Rest in pieces: end-to-end vs modular deep learning
🚗 How do you program self-driving cars, end-to-end vs modular deep learning, neural networks are software systems
How do you program self-driving cars?
Deep learning is probably part of the answer, but how do you do it?
End-to-end neural network
One approach is to use one big neural network. We call this type of system “end-to-end” deep learning.
➡️ The input of the system are the video streams from the cameras and the data from other sensors in the car.
⬅️ The output of the system are driving decisions.
Everything in between happens in one big neural network.
Andrej Karpathy, who used to lead the self-driving research team at Tesla, explains how their self-driving stack went from a lot of hand-written C++ logic to a progressively bigger and bigger neural net:
The plan from the start was for the neural net to “eat through the stack”. I believe in this approach. I think that in say 10 years, the end-to-end system at Tesla will just be one neural net. The video is streaming in and commands come out.
(transcript edited for brevity)
Modular deep learning systems
Another approach would be to break the system up into pieces.

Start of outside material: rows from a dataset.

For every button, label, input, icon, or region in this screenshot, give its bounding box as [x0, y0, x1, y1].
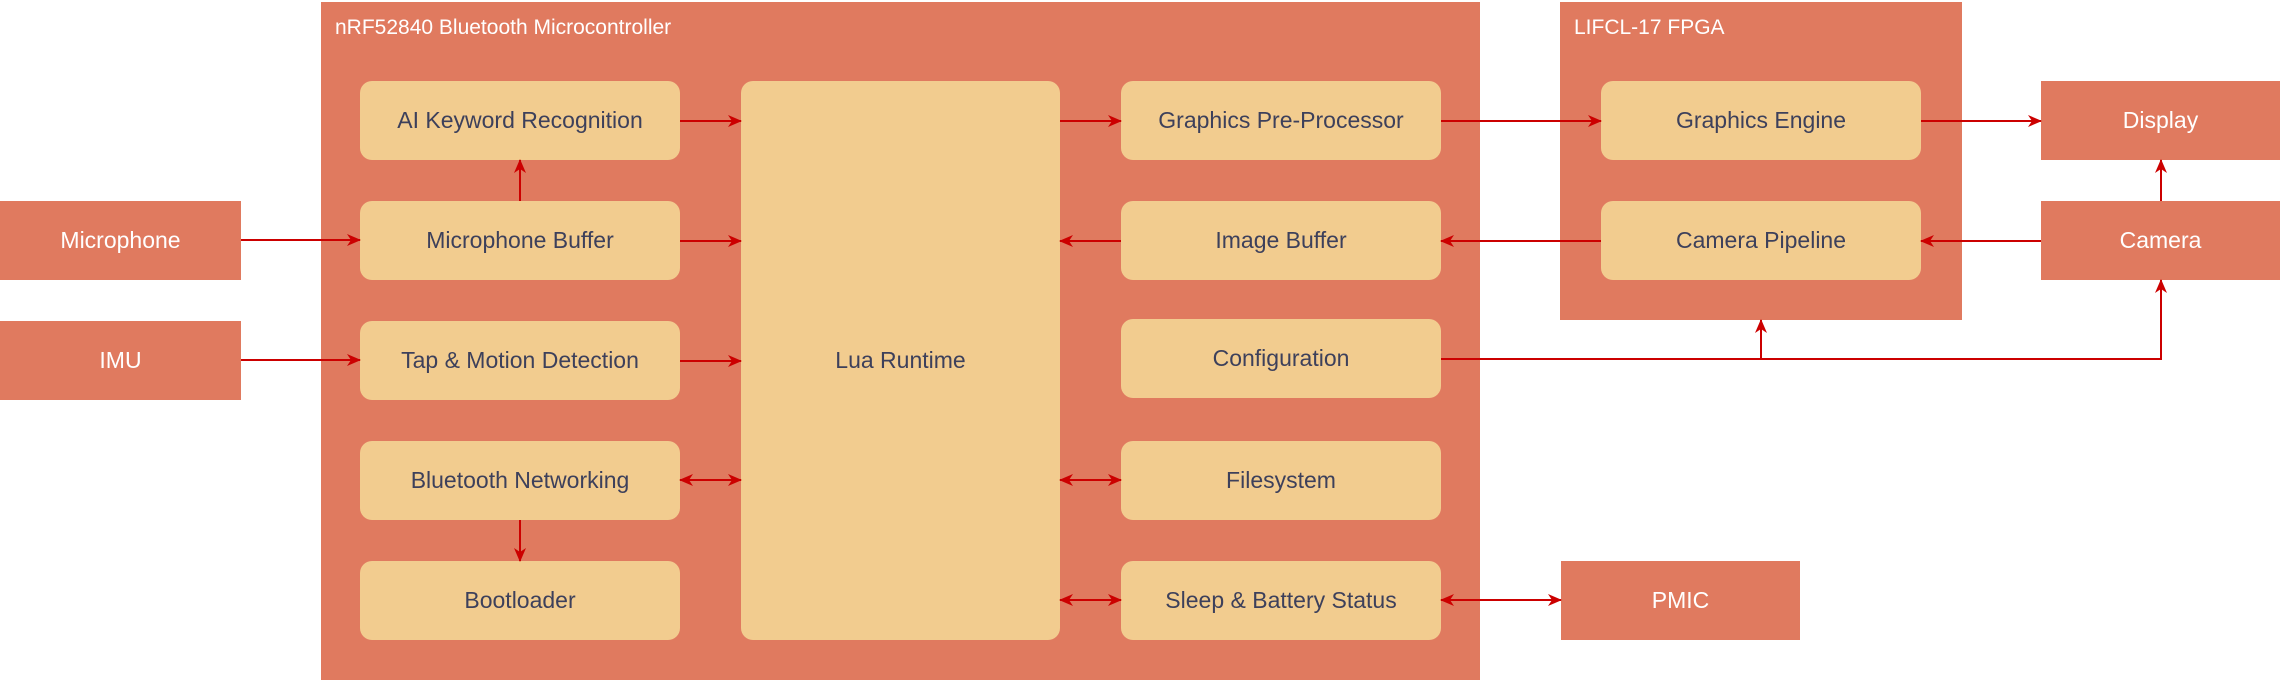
microphone-buffer-module[interactable]: Microphone Buffer — [360, 201, 680, 280]
configuration-module[interactable]: Configuration — [1121, 319, 1441, 398]
graphics-preprocessor-module[interactable]: Graphics Pre-Processor — [1121, 81, 1441, 160]
sleep-battery-status-module[interactable]: Sleep & Battery Status — [1121, 561, 1441, 640]
image-buffer-module[interactable]: Image Buffer — [1121, 201, 1441, 280]
pmic-node[interactable]: PMIC — [1561, 561, 1800, 640]
ai-keyword-recognition-module[interactable]: AI Keyword Recognition — [360, 81, 680, 160]
bootloader-module[interactable]: Bootloader — [360, 561, 680, 640]
microphone-node[interactable]: Microphone — [0, 201, 241, 280]
imu-node[interactable]: IMU — [0, 321, 241, 400]
tap-motion-detection-module[interactable]: Tap & Motion Detection — [360, 321, 680, 400]
camera-pipeline-module[interactable]: Camera Pipeline — [1601, 201, 1921, 280]
filesystem-module[interactable]: Filesystem — [1121, 441, 1441, 520]
lua-runtime-module[interactable]: Lua Runtime — [741, 81, 1060, 640]
display-node[interactable]: Display — [2041, 81, 2280, 160]
mcu-title: nRF52840 Bluetooth Microcontroller — [335, 16, 672, 39]
bluetooth-networking-module[interactable]: Bluetooth Networking — [360, 441, 680, 520]
fpga-title: LIFCL-17 FPGA — [1574, 16, 1725, 39]
camera-node[interactable]: Camera — [2041, 201, 2280, 280]
graphics-engine-module[interactable]: Graphics Engine — [1601, 81, 1921, 160]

For example, one component could analyse sensor data and output abstract representation of the scene. Another component could then make driving decisions based on it.
Both components could be neural networks, the point is that there would be well-defined boundaries between them. Each module could be separately trained and tested.
Here's an interview with Drago Anguelov, head of research at Waymo:
The trend has been larger and larger neural nets. Doing more and more, potentially going from neural nets in narrow scope to neural nets in wider scopes.
There is no clarity if a fully end-to-end learned system is actually better. There are trade-offs between different extremes. Whether the answer is several large modules or a single end-to-end thing, I think it's an open question.
Conclusion
The human brain is the original neural network. When we drive, our brain acts as an end-to-end system. It takes the signals from our senses and is steering the car in response. So, intuitively, it should be possible to train an end-to-end neural network for driving.
That said, neural networks are software systems.
There are powerful reasons for which complex software is split into pieces. Smaller modules are easier to test. When they misbehave, they are easier to debug.
For something as important as driving cars, I’d guess that the advantages of testability and explainability will lead to systems that are modular. Let’s check back on this in 10 years :).
Postcard from Paris
All the drivers on the streets of Paris remain human, for now 🤖.
Stay warm,
– Przemek